Young women's breast tissue is dense and firm. With age, this density gradually decreases; by the time a woman is around 35 years old, mammograms can successfully be taken. With this decrease in density, breasts eventually start sagging, though to what extent depends both on size and a woman's genetics.

At the same time, breast size can also wax and wane throughout life, with weight and hormonal changes, especially pregnancy and breastfeeding.

My Breasts Are Too Small: What Now?

Breasts come in all shapes and sizes, most perfectly healthy. Women who are so "flat" that their chests are more male in appearance, however, may be dealing with breast hypoplasia.

This underdevelopment of the breasts can be genetic in nature, and due to conditions such as Turner’s syndrome. It can also be the result of a hormonal imbalance: such women may lack sufficient quantities of the hormones that encourage breast growth, or possess too much of the hormones that inhibit it.

In addition, vitamin deficiencies or general underweight can also be the culprit.
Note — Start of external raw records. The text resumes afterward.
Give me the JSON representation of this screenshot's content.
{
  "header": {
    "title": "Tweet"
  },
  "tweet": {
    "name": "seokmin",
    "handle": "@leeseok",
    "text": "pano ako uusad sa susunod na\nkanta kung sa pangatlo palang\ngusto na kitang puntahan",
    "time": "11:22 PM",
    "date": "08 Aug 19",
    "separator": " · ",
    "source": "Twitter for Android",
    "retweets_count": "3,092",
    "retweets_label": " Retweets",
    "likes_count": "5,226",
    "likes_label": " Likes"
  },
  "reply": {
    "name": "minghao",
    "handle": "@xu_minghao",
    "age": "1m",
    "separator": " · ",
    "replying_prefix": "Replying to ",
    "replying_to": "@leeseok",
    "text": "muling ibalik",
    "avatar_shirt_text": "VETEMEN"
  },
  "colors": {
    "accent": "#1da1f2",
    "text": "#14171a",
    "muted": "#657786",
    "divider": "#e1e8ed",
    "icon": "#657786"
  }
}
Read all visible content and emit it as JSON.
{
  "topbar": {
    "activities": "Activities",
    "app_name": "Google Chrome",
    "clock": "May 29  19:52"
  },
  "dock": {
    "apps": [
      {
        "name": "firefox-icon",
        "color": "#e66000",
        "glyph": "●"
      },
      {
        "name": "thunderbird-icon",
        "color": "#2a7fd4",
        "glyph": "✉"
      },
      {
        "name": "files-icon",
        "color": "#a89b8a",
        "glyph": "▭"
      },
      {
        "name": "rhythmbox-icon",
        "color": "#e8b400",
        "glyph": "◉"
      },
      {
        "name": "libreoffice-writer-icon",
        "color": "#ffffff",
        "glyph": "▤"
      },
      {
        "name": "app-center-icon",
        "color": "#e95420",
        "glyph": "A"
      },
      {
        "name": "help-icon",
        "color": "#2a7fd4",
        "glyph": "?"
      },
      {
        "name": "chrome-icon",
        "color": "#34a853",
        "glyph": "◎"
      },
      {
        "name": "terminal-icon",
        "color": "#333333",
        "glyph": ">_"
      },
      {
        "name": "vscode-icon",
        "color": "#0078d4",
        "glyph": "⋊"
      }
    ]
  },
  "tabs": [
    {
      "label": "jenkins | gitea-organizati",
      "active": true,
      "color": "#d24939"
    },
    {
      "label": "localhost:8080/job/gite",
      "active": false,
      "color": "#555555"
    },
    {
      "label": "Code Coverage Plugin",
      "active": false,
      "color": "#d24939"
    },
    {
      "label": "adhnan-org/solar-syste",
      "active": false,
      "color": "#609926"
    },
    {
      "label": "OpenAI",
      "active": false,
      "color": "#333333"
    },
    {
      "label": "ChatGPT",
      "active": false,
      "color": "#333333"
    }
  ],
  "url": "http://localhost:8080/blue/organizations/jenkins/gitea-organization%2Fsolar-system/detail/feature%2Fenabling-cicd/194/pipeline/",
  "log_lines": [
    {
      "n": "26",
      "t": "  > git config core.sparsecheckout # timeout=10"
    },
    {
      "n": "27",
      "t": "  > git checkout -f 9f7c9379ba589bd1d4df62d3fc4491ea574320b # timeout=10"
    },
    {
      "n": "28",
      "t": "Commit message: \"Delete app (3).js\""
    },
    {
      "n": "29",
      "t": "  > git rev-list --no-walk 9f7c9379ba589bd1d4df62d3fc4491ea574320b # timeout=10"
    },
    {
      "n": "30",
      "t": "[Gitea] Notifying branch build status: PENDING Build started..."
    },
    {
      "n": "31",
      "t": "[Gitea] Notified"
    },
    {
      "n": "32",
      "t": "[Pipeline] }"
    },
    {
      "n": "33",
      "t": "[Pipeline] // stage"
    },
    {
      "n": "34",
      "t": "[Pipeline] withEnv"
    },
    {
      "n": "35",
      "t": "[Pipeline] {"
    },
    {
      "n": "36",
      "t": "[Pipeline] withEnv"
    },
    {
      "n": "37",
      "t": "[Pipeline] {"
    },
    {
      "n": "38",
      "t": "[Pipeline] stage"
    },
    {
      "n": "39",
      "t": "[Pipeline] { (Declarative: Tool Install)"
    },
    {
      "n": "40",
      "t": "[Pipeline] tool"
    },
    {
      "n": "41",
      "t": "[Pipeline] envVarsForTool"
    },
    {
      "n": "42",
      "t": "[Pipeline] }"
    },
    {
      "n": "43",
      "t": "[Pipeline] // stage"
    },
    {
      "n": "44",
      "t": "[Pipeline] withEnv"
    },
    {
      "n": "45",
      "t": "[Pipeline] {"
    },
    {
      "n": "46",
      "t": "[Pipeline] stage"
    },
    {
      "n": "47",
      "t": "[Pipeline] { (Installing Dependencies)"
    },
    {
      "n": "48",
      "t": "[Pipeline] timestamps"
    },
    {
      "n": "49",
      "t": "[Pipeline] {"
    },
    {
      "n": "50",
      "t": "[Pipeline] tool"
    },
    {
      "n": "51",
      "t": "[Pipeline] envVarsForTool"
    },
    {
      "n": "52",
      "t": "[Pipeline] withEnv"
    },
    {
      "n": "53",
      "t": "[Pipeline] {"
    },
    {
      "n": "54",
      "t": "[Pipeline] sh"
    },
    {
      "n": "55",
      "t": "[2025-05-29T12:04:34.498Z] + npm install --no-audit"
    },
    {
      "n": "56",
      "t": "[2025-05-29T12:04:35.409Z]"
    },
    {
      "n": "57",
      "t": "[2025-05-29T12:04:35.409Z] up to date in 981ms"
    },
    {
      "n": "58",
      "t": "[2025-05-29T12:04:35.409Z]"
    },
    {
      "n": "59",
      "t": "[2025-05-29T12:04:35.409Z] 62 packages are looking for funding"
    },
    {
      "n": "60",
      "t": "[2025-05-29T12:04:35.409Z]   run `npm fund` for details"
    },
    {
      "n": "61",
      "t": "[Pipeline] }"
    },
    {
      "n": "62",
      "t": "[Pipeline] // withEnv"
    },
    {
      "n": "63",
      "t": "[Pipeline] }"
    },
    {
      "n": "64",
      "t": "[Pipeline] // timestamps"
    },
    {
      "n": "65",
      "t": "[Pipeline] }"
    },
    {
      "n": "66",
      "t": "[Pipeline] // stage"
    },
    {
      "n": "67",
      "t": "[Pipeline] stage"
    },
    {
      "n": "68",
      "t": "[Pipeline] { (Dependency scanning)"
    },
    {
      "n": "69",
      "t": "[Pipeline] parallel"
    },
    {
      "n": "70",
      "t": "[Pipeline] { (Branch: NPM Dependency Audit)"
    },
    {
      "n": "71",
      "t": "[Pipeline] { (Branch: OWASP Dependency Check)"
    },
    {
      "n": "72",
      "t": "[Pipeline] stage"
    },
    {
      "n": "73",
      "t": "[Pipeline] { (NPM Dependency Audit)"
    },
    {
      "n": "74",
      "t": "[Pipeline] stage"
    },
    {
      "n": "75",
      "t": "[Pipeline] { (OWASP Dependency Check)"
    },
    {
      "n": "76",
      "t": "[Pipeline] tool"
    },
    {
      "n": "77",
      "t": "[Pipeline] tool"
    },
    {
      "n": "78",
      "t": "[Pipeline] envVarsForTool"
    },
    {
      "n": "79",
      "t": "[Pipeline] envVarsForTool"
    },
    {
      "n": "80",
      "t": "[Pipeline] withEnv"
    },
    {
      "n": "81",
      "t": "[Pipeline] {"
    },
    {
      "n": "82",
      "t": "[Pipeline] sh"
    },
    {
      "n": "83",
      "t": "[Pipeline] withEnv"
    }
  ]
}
If you believe that your breasts are in fact underdeveloped as opposed to simply small, seeing an endocrinologist or asking your primary care physician to refer you to one is a good idea. Should hormonal challenges be behind your breast hypoplasia, your breasts may be able to growth with medical treatment. Gaining weight can lead to breast growth in under-nourished women.

If your breasts are deemed healthy but small, on the other hand, it is completely up to you whether or not you would like to pursue treatment in the form of a breast augmentation.